Branching experiments

A worked example. Fork a notebook, develop two approaches, compare them, and converge.

This walks one branching workflow end to end. For the ideas behind it (checkpoints, the branch graph, convergence), read Branches first.

The setup: you've loaded and cleaned a dataset and fit a logistic-regression baseline. You want to compare it against a gradient-boosted model without redoing any of that.

1. Get to the fork point

Work the notebook up to the cell where the two paths split. Here that's right after the train/test split, with X_train, y_train, and the rest in the kernel. Everything above is shared setup you don't want to repeat.

2. Fork

Fork from that cell. Clusy checkpoints the kernel state, so the new branch starts with your loaded and split data already in memory. Name it something you'll recognize, since "gbm" beats "branch 2."

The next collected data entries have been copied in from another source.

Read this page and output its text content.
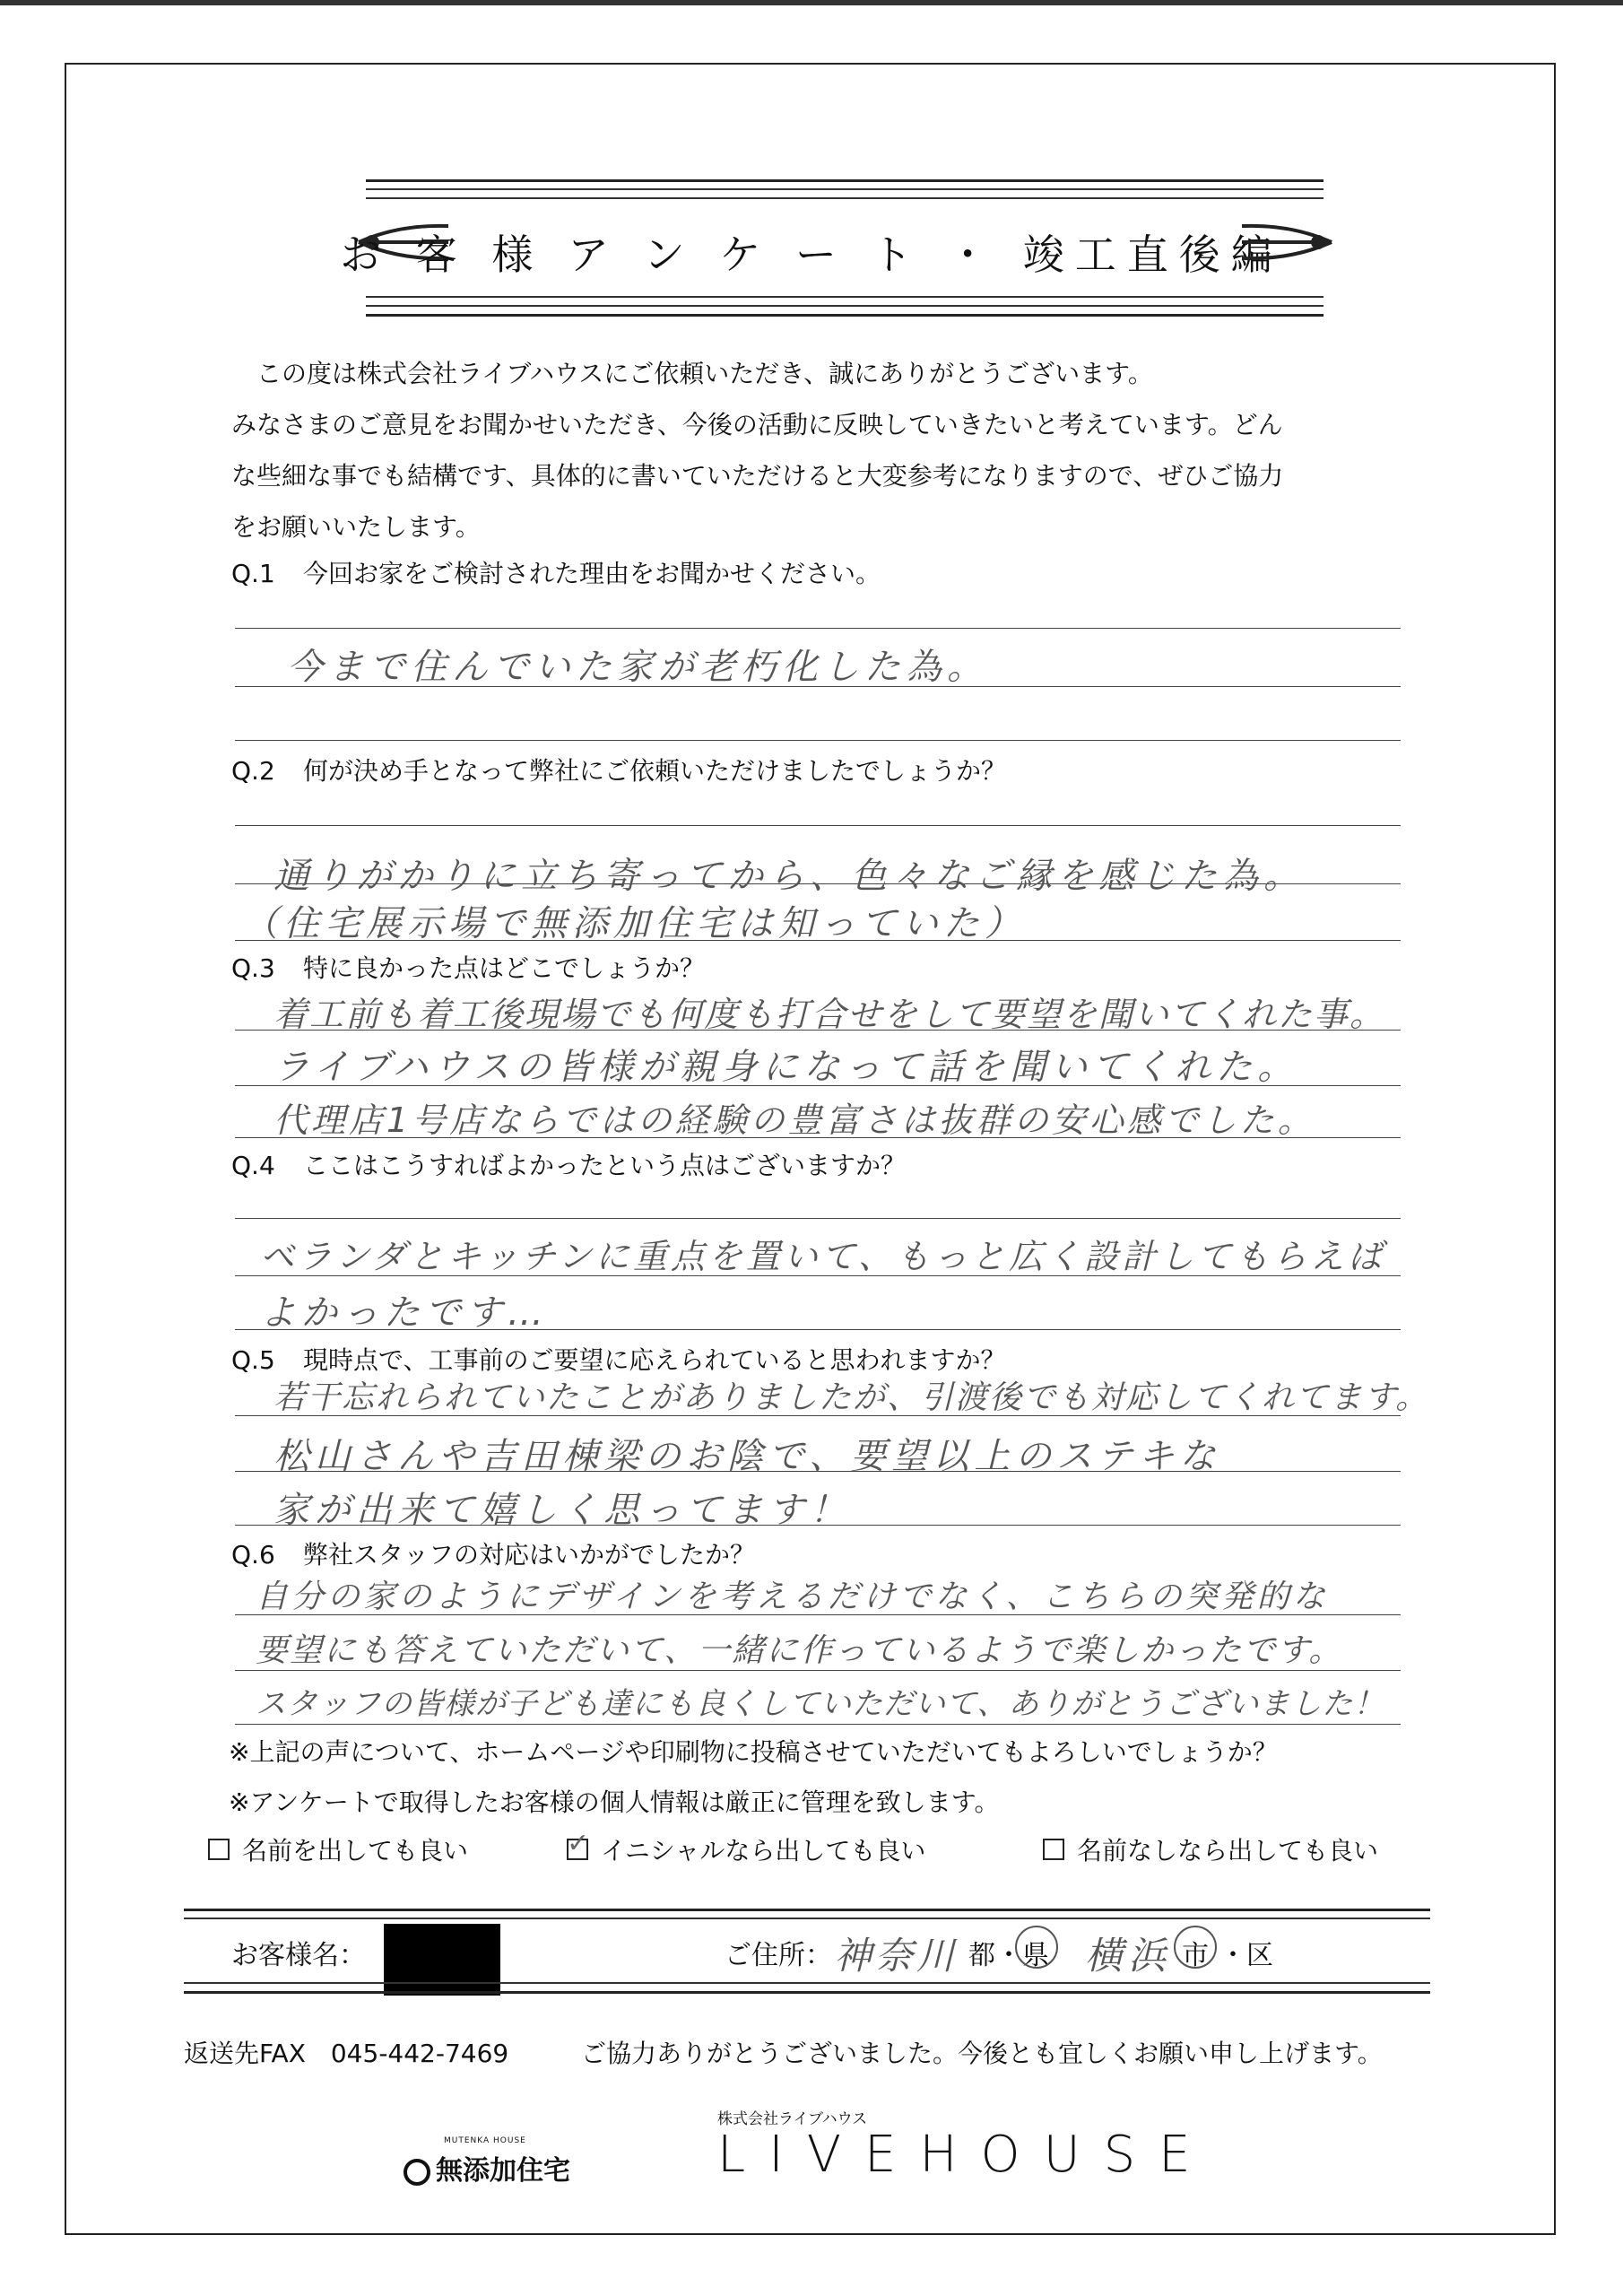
お 客 様 ア ン ケ ー ト ・ 竣工直後編
この度は株式会社ライブハウスにご依頼いただき、誠にありがとうございます。
みなさまのご意見をお聞かせいただき、今後の活動に反映していきたいと考えています。どん
な些細な事でも結構です、具体的に書いていただけると大変参考になりますので、ぜひご協力
をお願いいたします。
Q.1 今回お家をご検討された理由をお聞かせください。
今まで住んでいた家が老朽化した為。
Q.2 何が決め手となって弊社にご依頼いただけましたでしょうか？
通りがかりに立ち寄ってから、色々なご縁を感じた為。
（住宅展示場で無添加住宅は知っていた）
Q.3 特に良かった点はどこでしょうか？
着工前も着工後現場でも何度も打合せをして要望を聞いてくれた事。
ライブハウスの皆様が親身になって話を聞いてくれた。
代理店1号店ならではの経験の豊富さは抜群の安心感でした。
Q.4 ここはこうすればよかったという点はございますか？
ベランダとキッチンに重点を置いて、もっと広く設計してもらえば
よかったです…
Q.5 現時点で、工事前のご要望に応えられていると思われますか？
若干忘れられていたことがありましたが、引渡後でも対応してくれてます。
松山さんや吉田棟梁のお陰で、要望以上のステキな
家が出来て嬉しく思ってます！
Q.6 弊社スタッフの対応はいかがでしたか？
自分の家のようにデザインを考えるだけでなく、こちらの突発的な
要望にも答えていただいて、一緒に作っているようで楽しかったです。
スタッフの皆様が子ども達にも良くしていただいて、ありがとうございました！
※上記の声について、ホームページや印刷物に投稿させていただいてもよろしいでしょうか？
※アンケートで取得したお客様の個人情報は厳正に管理を致します。
名前を出しても良い	✓ イニシャルなら出しても良い	名前なしなら出しても良い
お客様名：	ご住所： 神奈川 都・ 県 横浜 市 ・区
返送先FAX　045-442-7469	ご協力ありがとうございました。今後とも宜しくお願い申し上げます。
MUTENKA HOUSE
無添加住宅
株式会社ライブハウス
LIVEHOUSE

You now have two branches sharing the setup and diverging from here. The baseline branch is untouched.

3. Build the new branch

On the new branch, build the gradient-boosted approach: fit, evaluate, and plot whatever you'll compare on. Ask the agent or write it yourself. Because the setup state came along in the checkpoint, the first new cell can use X_train right away.

4. Compare

Switch between the branches, or open the tree view to see how they relate. Line up the numbers you care about, like accuracy, the confusion matrices, and the ROC curves. Both branches ran from the same checkpoint, so you know they saw the same data and the comparison is honest.

5. Converge

Once you've decided:

Winner carries that branch's result and kernel state into the cells downstream, and you keep building from there.
Comparison keeps both, when the comparison itself is the deliverable.
Manual lets you take pieces of each.

The point where the branches rejoin is a convergence point, a diamond in the graph that says these split back at the train/test cell and came together here.

Tips

Fork early. It's cheap, because it snapshots state instead of recomputing. Don't agonize over whether an idea is worth a branch. Just try it.
Name branches. A tree of "branch 1, 2, 3" is its own puzzle.
Set dead ends to dormant instead of deleting them. You keep the record of what you tried without the clutter.
Branching isn't committing. When you've got a result worth versioning, commit the notebook to GitHub.